Vas caminando y te das cuenta que la cafetería de la esquina del colegio de tus hijos ha colocado, de nuevo, los veladores en la acera. Sientes una extraña satisfacción interior que casi deseas compartir con los empleados y el dueño de aquella y para celebrarlo, como movido por un resorte entre la gratitud, el entusiasmo y la solidaridad entras a pedir, como quien dice a celebrar, tu tostaíta con su café.

Lo han escrito, entre otros, el maestro Burgos por activa y por pasiva, así como el gurmé malaje por antonomasia de Sevilla, Eusebio León; y es que la hostelería, desde un bar de barrio hasta un cinco tenedores cum laude no ya solo nos ofrece un servicio gastronómico, social, generador de riqueza económica para la ciudad; de, por qué no, tipismo, cultural… Porque es innegable que el propio y el ajeno busca, en cada caso, el lugar que lo desemboque en un bienestar interior como aquel que encuentra su propio Dorado. Y a esto voy. Y es que nuestros bares, nuestras cafeterías, nuestras bodeguitas, nuestros restaurantes, a pesar del malajismo que se les atribuye a quienes nos despachan, tienen no un efecto placebo, sino directamente medicinal.

No lo nieguen. Díganme que mientras han tenido sus persianas metálicas echadas estos lugares del comercio y bebercio no han notado como una especie de vacío. Como si les faltase algo. Pudiera ser el desayuno vespertino, la tapita del mediodía, el cafelito de media tarde… Pudiera ser, casi más seguro, la sensación de orfandad, de que algo nos faltaba; de tristeza acumulada en sus alrededores donde hasta hace solo un año, ¡un año!, acudíamos inconscientes del bien psicológico que nos hacían estos establecimientos. Sitios donde departir, compartir y, por supuesto, donde evadirnos.
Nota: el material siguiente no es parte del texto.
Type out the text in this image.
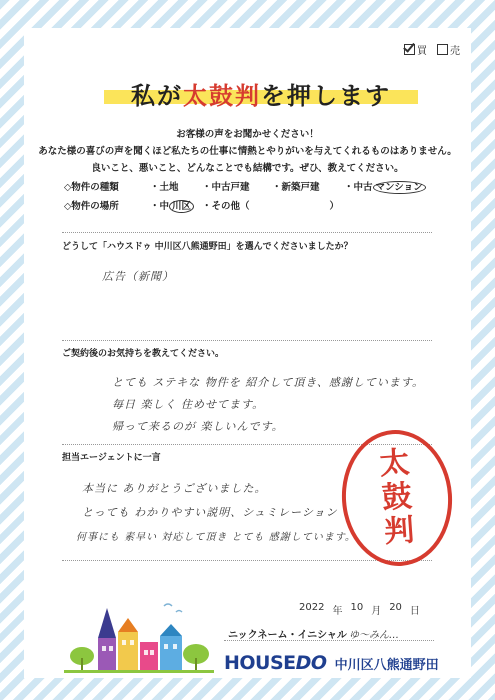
買	売
私が太鼓判を押します
お客様の声をお聞かせください！
あなた様の喜びの声を聞くほど私たちの仕事に情熱とやりがいを与えてくれるものはありません。
良いこと、悪いこと、どんなことでも結構です。ぜひ、教えてください。
◇物件の種類	・土地	・中古戸建	・新築戸建	・中古 マンション
◇物件の場所	・中 川区	・その他（	）
どうして「ハウスドゥ 中川区八熊通野田」を選んでくださいましたか？
広告（新聞）
ご契約後のお気持ちを教えてください。
とても ステキな 物件を 紹介して頂き、感謝しています。
毎日 楽しく 住めせてます。
帰って来るのが 楽しいんです。
担当エージェントに一言
本当に ありがとうございました。
とっても わかりやすい説明、シュミレーション
何事にも 素早い 対応して頂き とても 感謝しています。
太
鼓
判
2022 年 10 月 20 日
ニックネーム・イニシャル ゆ〜みん…
HOUSEDO 中川区八熊通野田
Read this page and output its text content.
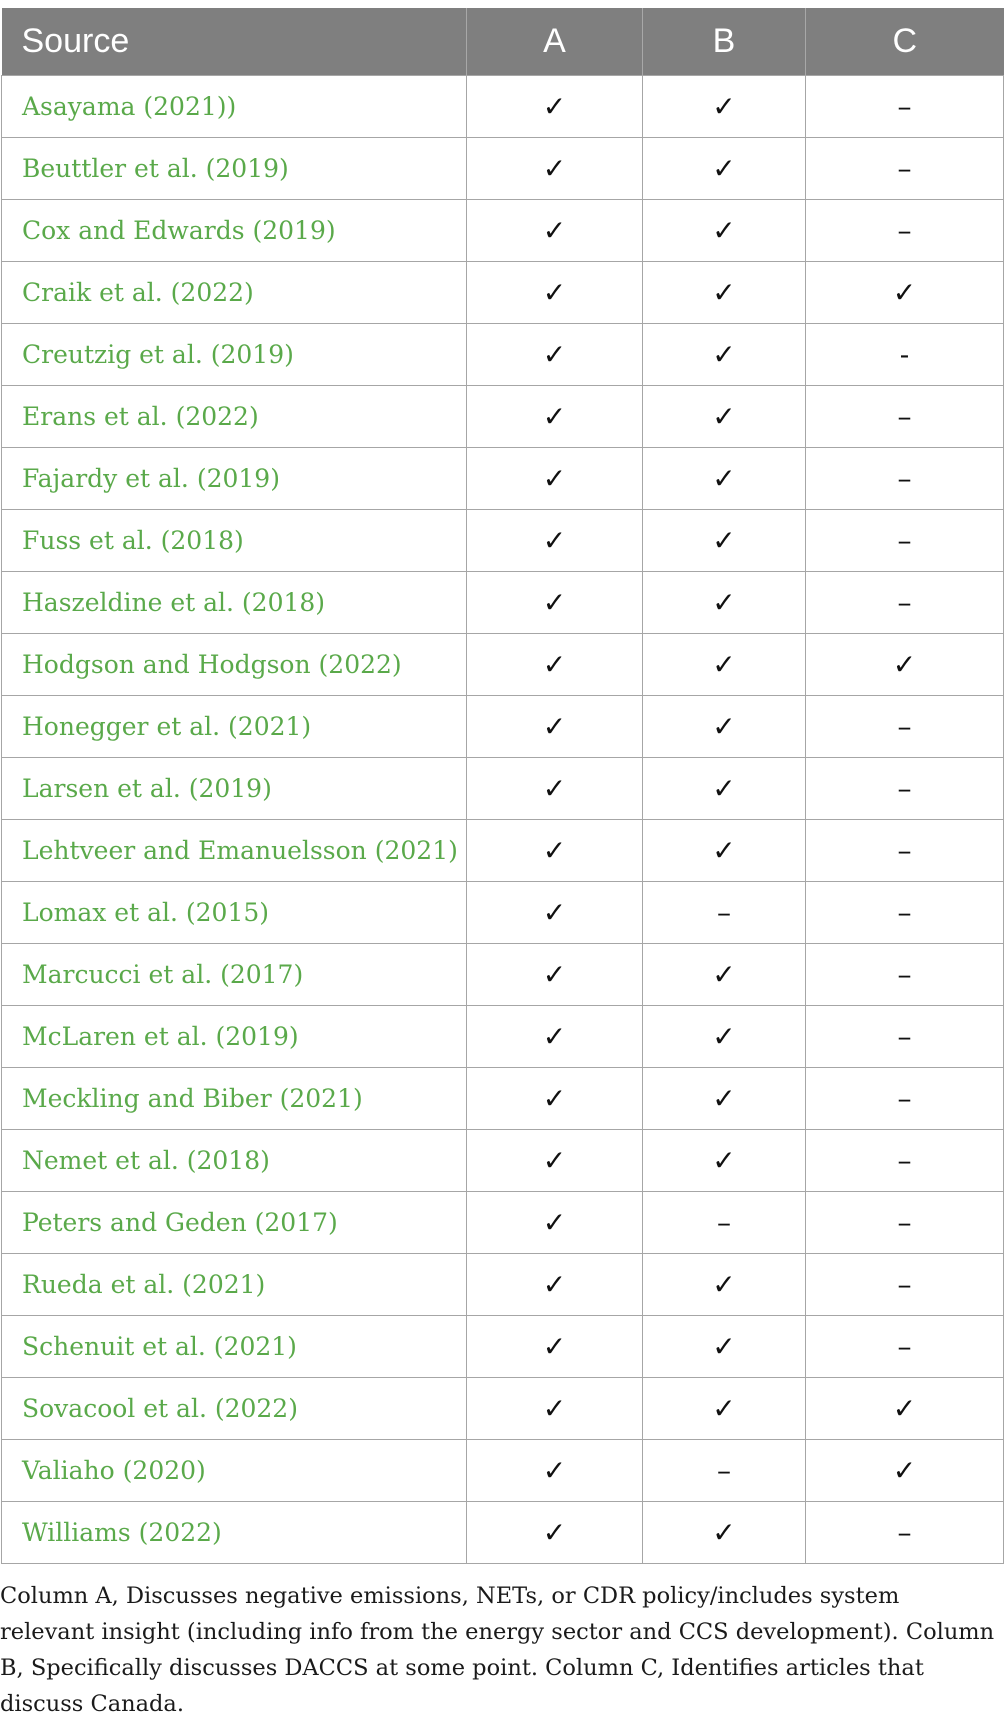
Source	A	B	C
Asayama (2021))	✓	✓	–
Beuttler et al. (2019)	✓	✓	–
Cox and Edwards (2019)	✓	✓	–
Craik et al. (2022)	✓	✓	✓
Creutzig et al. (2019)	✓	✓	-
Erans et al. (2022)	✓	✓	–
Fajardy et al. (2019)	✓	✓	–
Fuss et al. (2018)	✓	✓	–
Haszeldine et al. (2018)	✓	✓	–
Hodgson and Hodgson (2022)	✓	✓	✓
Honegger et al. (2021)	✓	✓	–
Larsen et al. (2019)	✓	✓	–
Lehtveer and Emanuelsson (2021)	✓	✓	–
Lomax et al. (2015)	✓	–	–
Marcucci et al. (2017)	✓	✓	–
McLaren et al. (2019)	✓	✓	–
Meckling and Biber (2021)	✓	✓	–
Nemet et al. (2018)	✓	✓	–
Peters and Geden (2017)	✓	–	–
Rueda et al. (2021)	✓	✓	–
Schenuit et al. (2021)	✓	✓	–
Sovacool et al. (2022)	✓	✓	✓
Valiaho (2020)	✓	–	✓
Williams (2022)	✓	✓	–
Column A, Discusses negative emissions, NETs, or CDR policy/includes system relevant insight (including info from the energy sector and CCS development). Column B, Specifically discusses DACCS at some point. Column C, Identifies articles that discuss Canada.
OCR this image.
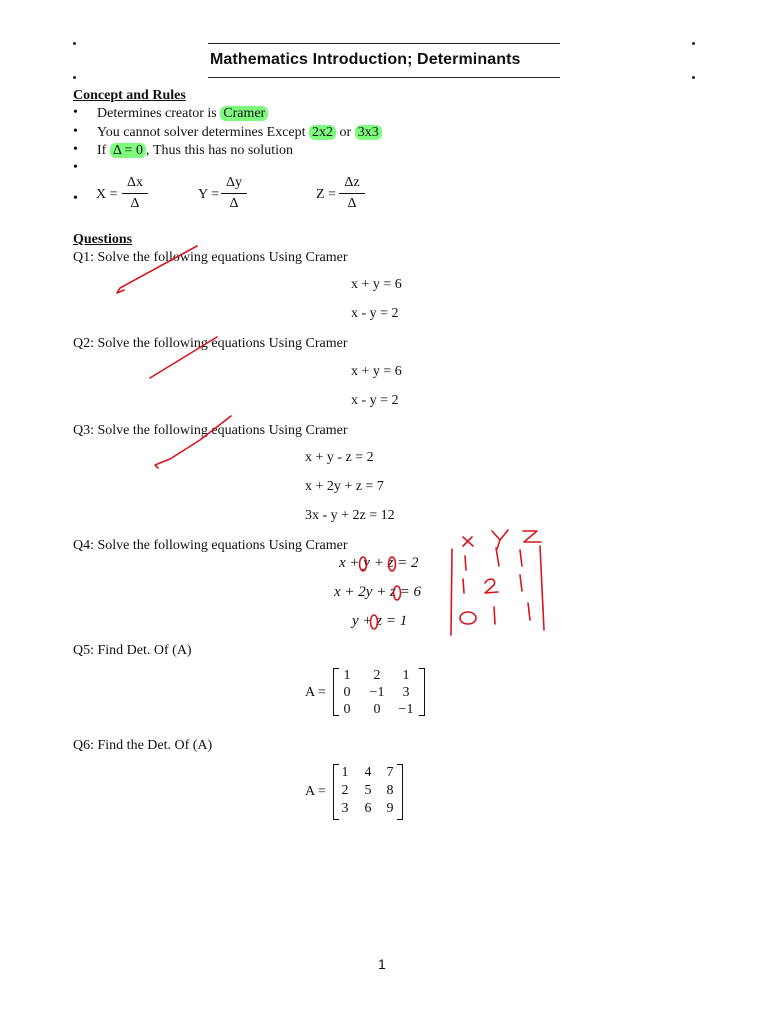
Mathematics Introduction; Determinants
Concept and Rules
• Determines creator is Cramer
• You cannot solver determines Except 2x2 or 3x3
• If Δ = 0 , Thus this has no solution
•
• X =
Δx
Δ
Y =
Δy
Δ
Z =
Δz
Δ
Questions
Q1: Solve the following equations Using Cramer
x + y = 6
x - y = 2
Q2: Solve the following equations Using Cramer
x + y = 6
x - y = 2
Q3: Solve the following equations Using Cramer
x + y - z = 2
x + 2y + z = 7
3x - y + 2z = 12
Q4: Solve the following equations Using Cramer
x + y + z = 2
x + 2y + z = 6
y + z = 1
Q5: Find Det. Of (A)
A =
1	2	1
0	−1	3
0	0	−1
Q6: Find the Det. Of (A)
A =
1	4	7
2	5	8
3	6	9
1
La hostelería no solo es motor económico, como citaba; es motor, así de simple, para aquellos que tienen que coger impulso o ponerse a ralentí a cualquier hora del día. No les digo ya para quienes viven de ella.

Pues sí. Esta mañana volví a ver colocados de nuevo los veladores de mi cafetería de referencia. Y sí, me alegré de ello como si me hubiesen hecho un regalo inesperado. Volví a degustar mi media con su buen jamón y mi solo, como bien me prepara mi vecino, dueño de aquella, mientras leía las noticias. Y mientras leía las noticias saltaba en una de estas que don Jesús Aguirre, consejero de Sanidad, alertaba de la posibilidad de una cuarta ola. Terminé de desayunar y sin levantarme del asiento me así la mascarilla. Por mí no será que mi vecino tenga que cerrar de nuevo.